Title : Biopolymer filled rubber compounds with applied low molecular weight plasticizers
Abstract:
The depletion of resources, global warming, and negative environmental impacts have increased awareness of the bio-economy and green technologies. Lignocellulosic raw materials are promising alternatives to petroleum-based products because they are abundant, sustainable, and contribute positively to reducing global greenhouse gas emissions. Lignin is the second most abundant biopolymer worldwide, offering significant potential for various applications. Each year, about 50 to 70 million tons of technical lignin are produced, but only 1 to 2% of this amount is used to create value-added products. The remainder is either landfilled or burned for energy generation or chemical recovery. Lignin has a highly branched, amorphous aromatic structure with a variety of functional groups such as carboxyl, carbonyl, hydroxyl, and methoxy groups. These groups give lignin desirable properties, including antimicrobial activity, antioxidant effects, UV absorption, adhesive qualities, and hydrophobicity.
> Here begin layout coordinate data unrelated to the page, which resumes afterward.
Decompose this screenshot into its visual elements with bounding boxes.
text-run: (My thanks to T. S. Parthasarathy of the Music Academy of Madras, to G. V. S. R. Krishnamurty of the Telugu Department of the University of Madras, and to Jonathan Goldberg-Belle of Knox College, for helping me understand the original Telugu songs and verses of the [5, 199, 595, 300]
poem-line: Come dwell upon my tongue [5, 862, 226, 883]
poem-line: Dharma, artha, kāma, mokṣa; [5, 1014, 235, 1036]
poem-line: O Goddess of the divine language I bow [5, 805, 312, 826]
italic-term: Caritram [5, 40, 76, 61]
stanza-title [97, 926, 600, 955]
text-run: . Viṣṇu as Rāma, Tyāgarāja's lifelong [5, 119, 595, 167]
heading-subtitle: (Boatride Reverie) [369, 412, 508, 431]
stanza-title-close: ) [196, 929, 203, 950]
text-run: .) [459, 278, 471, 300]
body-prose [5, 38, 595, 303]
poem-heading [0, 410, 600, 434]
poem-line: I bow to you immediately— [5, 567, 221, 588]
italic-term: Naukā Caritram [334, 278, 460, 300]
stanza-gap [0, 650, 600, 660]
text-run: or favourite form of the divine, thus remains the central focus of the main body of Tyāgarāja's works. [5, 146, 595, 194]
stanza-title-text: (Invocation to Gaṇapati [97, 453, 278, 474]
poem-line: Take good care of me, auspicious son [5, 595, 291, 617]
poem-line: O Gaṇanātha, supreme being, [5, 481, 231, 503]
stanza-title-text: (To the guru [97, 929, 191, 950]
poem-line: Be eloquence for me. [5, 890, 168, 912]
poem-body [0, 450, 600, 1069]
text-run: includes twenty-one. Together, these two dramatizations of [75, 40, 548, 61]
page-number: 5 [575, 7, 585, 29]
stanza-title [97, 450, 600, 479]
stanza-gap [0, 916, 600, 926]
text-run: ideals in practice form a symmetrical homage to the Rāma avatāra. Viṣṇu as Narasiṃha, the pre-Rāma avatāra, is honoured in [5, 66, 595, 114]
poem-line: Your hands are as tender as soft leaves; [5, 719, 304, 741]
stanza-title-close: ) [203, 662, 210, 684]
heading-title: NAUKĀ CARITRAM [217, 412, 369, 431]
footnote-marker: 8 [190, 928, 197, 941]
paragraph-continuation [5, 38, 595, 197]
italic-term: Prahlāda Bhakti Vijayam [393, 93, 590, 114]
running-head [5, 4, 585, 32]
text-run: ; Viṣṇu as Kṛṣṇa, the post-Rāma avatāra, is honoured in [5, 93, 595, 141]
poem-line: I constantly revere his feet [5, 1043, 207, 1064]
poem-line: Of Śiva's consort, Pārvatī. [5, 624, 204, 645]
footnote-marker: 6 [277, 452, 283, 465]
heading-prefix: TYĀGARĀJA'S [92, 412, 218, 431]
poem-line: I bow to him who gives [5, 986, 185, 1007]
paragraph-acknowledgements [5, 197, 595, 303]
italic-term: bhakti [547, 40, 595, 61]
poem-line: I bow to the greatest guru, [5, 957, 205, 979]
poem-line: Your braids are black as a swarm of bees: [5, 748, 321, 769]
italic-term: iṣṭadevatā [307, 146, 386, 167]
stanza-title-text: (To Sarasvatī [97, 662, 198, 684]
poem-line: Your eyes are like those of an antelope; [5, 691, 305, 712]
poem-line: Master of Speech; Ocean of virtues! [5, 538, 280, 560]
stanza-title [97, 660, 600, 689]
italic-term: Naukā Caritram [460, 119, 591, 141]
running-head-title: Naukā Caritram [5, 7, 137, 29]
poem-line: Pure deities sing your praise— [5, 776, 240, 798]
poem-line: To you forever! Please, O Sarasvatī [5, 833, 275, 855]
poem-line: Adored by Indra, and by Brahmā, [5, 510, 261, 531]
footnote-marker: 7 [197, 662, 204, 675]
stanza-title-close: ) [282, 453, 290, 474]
Its high availability, eco-friendliness, biodegradability, and ability to reinforce make it an ideal candidate as a filler or component in rubber compounds to create innovative green composite materials. Through the augmentation of polar groups, electrostatic attraction, and hydrogen bonding, it can establish a connected network with certain polar polymers. However, due to the formation of strong intramolecular interactions between the macromolecular chains, its compatibility and adhesion with non-polar polymers tend to be poor. Therefore, the incorporation of lignin in its original, unmodified form into polymer compounds usually results in the deterioration in the physical–mechanical and utility properties of the final materials.
Different modification methods have been employed to enhance the dispersion of lignin within rubber matrices and to improve the compatibility between the two components. The results have demonstrated very promising prospects and pointed to the high application potential of lignin into rubber compounds. However, many of these modification processes are time-intensive and involve additional costs. In some cases, opting for a straightforward approach to increase the uniformity and compatibility of rubber blend components is more practical, especially for products manufactured on an industrial scale.
In this work, calcium lignosulfonate as a biopolymer component was incorporated into acrylonitrile-butadiene rubber in the amount of 50 phr (parts per hundred rubber). To improve the adhesion and homogeneity between the rubber and the biopolymer, three low-molecular-weight plasticizers were used, namely 1,4-butanediol, ethylene glycol, and glycerol. Those plasticizers are highly available and cost-effective and were incorporated into rubber compounds in the amount ranging from 5 to 30 phr. The results revealed that plasticizers softened both the rubber matrix as well as the biopolymer filler. The higher the polarity of the plasticizer, the higher the plasticizing effect on lignosulfonate. The plasticizing effect increased in the following order: 1,4-butanediol < ethylene glycol < glycerol. Softened lignosulfonate formed small soft filler like domains well distributed within the rubber matrix. Good compatibility and adhesion between the rubber and the biopolymer on their interface was observed leading to the enhancement in tensile characteristics of composites plasticized with ethylene glycol and glycerol.